Two product indexes (oro_website_search_oro_product_1 and oro_website_search_oro_product_2) with one type in each (oro_product_1 and oro_product_2) contain product information for the appropriate website (with WEBSITE_ID 1 and 2 respectively). Names of these product indexes and types are built automatically based on the oro_product_WEBSITE_ID placeholder. Product information contains the following:

  • The dynamic fields mapping with names_LOCALIZATION_ID, descriptions_LOCALIZATION_ID and all_text_LOCALIZATION_ID placeholders in these types are used to automatically set mapping for the fields that match provided patterns.

  • The plain mapping is defined for sku, all_text and tmp_alias fields. A tmp_alias is a special field used during the indexation.

  • The default configuration for analyzer and tokenizer.

  • By default, all fields are stored, but you may configure some to be not. Storing fields means that, apart from being queried, it is possible to read and return them from the server. Disabling storing of some fields (like the all_text) can save some storage space.

  • The default field for querying is specified via the default_field.

Aggregations

Another example: we need to calculate count of products per SKU. Lets update previous query to have calculated count of products. For that we will execute previous query and should have next configuration for aggregations:

AGGREGATE text.sku COUNT AS skuCounts

Elasticsearch engine converts it to the request similar to the following one:

 1 curl -XGET '181.1.24.34:9200/oro_website_search_oro_product_1/oro_product_1/_search?_source=sku,names_2,shortDescriptions_2' -H 'Content-Type: application/json' -d '
 2 {
 3     "query":{
 4         "match":{
 5             "all_text_2.analyzed":"light"
 6         }
 7     },
 8     "from":0,
 9     "size":25,
10     "aggregations":{
11         "skuCounts":{
12             "terms":{
13                 "field":"sku",
14                 "size":100000000
15             }
16         }
17     }
18 }'

As you see in request we have size parameter with big value. It is added manually, because Elasticsearch by default will return only 10 record. With these value we will have all records even if there are more than 10 of them.

Indexation

Indexation in the Elasticsearch is pretty simple. The data is collected using the standard WebsiteSearchBundle functionality and data is saved to the index according to the specified mappings.

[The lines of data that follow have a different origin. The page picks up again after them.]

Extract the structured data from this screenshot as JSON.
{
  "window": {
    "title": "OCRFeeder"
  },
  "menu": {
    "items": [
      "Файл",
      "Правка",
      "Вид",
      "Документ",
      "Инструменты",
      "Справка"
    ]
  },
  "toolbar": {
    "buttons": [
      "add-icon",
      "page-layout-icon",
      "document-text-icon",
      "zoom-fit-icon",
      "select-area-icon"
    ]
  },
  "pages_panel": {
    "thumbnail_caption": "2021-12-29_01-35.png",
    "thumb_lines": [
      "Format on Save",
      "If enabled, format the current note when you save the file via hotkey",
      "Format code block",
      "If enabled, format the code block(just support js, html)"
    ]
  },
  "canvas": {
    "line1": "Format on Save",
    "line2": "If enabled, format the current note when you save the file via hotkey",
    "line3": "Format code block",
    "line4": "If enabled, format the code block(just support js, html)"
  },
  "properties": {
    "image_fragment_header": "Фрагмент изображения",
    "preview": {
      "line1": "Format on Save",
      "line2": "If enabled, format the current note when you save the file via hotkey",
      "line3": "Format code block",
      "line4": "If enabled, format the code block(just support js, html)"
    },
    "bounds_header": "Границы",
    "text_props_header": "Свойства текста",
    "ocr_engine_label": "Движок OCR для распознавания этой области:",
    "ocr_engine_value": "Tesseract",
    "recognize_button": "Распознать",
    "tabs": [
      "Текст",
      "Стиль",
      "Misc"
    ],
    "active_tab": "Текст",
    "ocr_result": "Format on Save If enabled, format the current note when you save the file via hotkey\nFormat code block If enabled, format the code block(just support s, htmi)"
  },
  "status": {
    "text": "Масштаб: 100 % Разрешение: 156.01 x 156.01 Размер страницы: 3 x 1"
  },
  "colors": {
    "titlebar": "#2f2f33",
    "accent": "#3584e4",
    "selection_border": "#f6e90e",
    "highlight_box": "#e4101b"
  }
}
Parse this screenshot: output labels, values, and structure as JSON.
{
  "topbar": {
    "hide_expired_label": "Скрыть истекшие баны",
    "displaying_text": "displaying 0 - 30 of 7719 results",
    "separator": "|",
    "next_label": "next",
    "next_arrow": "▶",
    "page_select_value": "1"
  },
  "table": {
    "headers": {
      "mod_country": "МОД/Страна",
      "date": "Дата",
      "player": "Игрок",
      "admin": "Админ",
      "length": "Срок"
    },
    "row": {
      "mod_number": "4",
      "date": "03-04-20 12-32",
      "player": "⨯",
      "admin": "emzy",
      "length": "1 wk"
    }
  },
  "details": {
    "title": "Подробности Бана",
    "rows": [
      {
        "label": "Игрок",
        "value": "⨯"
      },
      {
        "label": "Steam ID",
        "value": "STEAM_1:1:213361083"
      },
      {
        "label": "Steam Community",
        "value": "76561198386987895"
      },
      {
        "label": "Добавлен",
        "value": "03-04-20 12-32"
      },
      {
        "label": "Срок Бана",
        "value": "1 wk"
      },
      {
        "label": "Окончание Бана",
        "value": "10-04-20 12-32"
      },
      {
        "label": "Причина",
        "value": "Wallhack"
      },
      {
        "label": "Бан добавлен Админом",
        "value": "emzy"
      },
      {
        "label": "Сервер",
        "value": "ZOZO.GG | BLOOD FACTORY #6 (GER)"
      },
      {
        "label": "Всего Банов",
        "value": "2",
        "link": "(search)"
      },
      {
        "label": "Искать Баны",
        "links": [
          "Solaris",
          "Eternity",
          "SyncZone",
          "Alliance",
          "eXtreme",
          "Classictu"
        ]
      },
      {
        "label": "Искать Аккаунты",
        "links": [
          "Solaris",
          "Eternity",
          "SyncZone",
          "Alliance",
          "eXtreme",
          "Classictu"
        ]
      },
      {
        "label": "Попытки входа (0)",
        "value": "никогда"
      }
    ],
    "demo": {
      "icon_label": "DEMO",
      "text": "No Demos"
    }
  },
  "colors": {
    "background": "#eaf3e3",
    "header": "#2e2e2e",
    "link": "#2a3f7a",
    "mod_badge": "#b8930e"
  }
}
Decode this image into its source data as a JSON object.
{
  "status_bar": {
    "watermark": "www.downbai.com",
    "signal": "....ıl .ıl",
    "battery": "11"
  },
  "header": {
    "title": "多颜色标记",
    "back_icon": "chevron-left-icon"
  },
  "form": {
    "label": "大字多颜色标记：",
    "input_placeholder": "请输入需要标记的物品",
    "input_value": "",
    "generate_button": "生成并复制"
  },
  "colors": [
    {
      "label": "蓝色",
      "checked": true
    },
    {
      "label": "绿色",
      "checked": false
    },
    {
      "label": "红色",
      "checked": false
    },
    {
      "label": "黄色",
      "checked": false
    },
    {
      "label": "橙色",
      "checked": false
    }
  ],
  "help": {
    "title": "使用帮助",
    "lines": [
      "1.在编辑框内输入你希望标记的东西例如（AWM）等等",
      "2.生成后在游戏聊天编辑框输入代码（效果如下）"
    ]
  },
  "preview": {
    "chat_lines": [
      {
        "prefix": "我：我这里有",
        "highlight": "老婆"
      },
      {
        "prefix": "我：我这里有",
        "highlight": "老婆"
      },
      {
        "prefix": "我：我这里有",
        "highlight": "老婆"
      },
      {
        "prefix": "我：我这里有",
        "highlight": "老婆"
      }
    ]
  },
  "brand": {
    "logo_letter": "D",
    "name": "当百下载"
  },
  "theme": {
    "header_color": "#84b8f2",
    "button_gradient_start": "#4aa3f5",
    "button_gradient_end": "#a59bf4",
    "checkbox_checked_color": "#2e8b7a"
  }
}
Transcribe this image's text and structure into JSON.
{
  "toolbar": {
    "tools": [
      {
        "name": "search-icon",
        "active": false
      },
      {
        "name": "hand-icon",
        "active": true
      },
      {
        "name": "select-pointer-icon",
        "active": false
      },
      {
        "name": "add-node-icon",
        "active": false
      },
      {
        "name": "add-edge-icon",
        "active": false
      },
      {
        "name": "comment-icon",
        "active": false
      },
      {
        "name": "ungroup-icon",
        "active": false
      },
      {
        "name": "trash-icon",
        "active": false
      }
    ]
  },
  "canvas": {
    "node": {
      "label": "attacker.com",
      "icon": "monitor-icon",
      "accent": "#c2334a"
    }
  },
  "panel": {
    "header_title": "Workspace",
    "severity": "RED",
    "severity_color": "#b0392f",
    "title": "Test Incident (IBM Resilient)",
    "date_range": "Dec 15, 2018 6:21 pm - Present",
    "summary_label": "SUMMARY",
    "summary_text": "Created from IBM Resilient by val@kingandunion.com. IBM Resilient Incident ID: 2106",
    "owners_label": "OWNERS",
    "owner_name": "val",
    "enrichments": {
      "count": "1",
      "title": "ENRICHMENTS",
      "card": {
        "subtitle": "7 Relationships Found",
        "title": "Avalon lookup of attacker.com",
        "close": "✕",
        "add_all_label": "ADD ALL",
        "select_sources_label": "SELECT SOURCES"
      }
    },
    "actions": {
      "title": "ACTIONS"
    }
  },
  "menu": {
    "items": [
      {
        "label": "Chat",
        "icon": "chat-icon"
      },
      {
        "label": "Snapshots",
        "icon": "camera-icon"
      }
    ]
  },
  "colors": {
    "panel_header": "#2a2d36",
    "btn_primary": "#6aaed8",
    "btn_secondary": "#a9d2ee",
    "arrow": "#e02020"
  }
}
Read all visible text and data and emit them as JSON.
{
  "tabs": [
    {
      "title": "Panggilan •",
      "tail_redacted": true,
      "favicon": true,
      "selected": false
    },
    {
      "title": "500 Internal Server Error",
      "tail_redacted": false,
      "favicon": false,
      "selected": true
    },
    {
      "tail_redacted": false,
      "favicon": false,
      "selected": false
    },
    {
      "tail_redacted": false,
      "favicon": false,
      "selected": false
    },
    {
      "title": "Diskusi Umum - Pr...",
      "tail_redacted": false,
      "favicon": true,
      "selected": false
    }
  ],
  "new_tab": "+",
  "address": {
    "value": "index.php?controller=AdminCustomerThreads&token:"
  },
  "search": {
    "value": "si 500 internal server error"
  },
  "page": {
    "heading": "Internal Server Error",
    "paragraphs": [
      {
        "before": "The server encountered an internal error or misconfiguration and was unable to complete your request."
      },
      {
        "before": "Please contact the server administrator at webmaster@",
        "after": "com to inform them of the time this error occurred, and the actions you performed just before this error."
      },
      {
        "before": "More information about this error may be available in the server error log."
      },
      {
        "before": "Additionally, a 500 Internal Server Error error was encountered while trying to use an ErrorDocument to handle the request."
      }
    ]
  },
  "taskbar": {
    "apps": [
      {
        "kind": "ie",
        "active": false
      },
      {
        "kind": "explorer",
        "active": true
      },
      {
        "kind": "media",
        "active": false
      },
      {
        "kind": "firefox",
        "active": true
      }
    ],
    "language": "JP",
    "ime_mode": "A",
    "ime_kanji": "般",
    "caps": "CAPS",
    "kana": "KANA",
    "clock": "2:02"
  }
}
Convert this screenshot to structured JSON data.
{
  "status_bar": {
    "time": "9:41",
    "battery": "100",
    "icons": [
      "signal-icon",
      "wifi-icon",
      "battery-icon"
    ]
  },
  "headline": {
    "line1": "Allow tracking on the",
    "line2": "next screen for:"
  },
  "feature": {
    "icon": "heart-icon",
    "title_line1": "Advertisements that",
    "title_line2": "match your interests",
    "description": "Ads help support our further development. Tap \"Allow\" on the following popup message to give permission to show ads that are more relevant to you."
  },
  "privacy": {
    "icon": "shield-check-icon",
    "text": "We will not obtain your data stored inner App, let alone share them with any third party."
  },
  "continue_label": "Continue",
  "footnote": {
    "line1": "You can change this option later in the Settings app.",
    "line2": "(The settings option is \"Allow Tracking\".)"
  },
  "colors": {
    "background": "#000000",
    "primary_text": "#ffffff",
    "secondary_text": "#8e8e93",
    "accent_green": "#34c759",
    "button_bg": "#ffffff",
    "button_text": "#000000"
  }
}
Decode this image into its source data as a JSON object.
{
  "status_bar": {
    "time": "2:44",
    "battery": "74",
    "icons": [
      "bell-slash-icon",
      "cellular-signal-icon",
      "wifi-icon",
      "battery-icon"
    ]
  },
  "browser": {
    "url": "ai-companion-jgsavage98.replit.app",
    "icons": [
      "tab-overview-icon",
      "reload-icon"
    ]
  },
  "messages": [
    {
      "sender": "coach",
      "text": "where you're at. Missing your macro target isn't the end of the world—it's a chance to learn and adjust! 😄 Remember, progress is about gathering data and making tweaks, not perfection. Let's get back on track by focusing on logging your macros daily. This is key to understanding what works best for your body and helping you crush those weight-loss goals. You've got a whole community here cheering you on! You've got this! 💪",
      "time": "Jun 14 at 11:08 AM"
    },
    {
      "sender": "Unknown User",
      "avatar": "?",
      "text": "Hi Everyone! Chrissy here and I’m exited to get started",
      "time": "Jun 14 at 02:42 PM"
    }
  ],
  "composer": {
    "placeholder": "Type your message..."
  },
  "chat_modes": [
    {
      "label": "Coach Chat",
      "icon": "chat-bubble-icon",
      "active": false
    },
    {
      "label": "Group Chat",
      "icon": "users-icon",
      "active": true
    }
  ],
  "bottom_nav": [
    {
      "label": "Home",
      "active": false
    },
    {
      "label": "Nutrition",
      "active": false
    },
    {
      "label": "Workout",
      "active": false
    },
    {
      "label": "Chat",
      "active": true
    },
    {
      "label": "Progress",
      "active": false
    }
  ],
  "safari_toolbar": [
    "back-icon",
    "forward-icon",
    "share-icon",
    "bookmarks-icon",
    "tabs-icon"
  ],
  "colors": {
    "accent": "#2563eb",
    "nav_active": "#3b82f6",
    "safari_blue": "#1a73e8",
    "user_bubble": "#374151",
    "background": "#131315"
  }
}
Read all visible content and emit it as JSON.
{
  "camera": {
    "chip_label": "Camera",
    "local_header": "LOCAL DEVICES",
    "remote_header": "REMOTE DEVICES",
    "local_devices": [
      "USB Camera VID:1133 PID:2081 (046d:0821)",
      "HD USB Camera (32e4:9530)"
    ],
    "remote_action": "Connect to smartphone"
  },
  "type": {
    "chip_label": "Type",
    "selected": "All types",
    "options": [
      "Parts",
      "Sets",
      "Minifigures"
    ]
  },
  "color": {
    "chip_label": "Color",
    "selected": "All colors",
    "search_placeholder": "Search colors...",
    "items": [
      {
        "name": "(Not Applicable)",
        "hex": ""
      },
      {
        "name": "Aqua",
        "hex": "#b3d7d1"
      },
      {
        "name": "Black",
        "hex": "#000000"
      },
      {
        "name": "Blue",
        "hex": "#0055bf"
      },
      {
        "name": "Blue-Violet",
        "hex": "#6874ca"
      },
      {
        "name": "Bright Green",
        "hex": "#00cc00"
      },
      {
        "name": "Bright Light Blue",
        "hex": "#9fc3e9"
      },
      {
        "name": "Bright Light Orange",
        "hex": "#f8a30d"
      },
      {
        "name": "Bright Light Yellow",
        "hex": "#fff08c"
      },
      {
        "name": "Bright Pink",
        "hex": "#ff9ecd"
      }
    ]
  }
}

The only interesting part in this engine is how unused entities are removed from index. To do that during the indexation, each entity has one more service field tmp_alias which is used to store name of the temporary alias of an entity assigned to it during the indexation. After indexation is finished engine simply removes all entities with alias not equal to an alias of the current indexation (which are outdated entities that must not be present in search index any longer).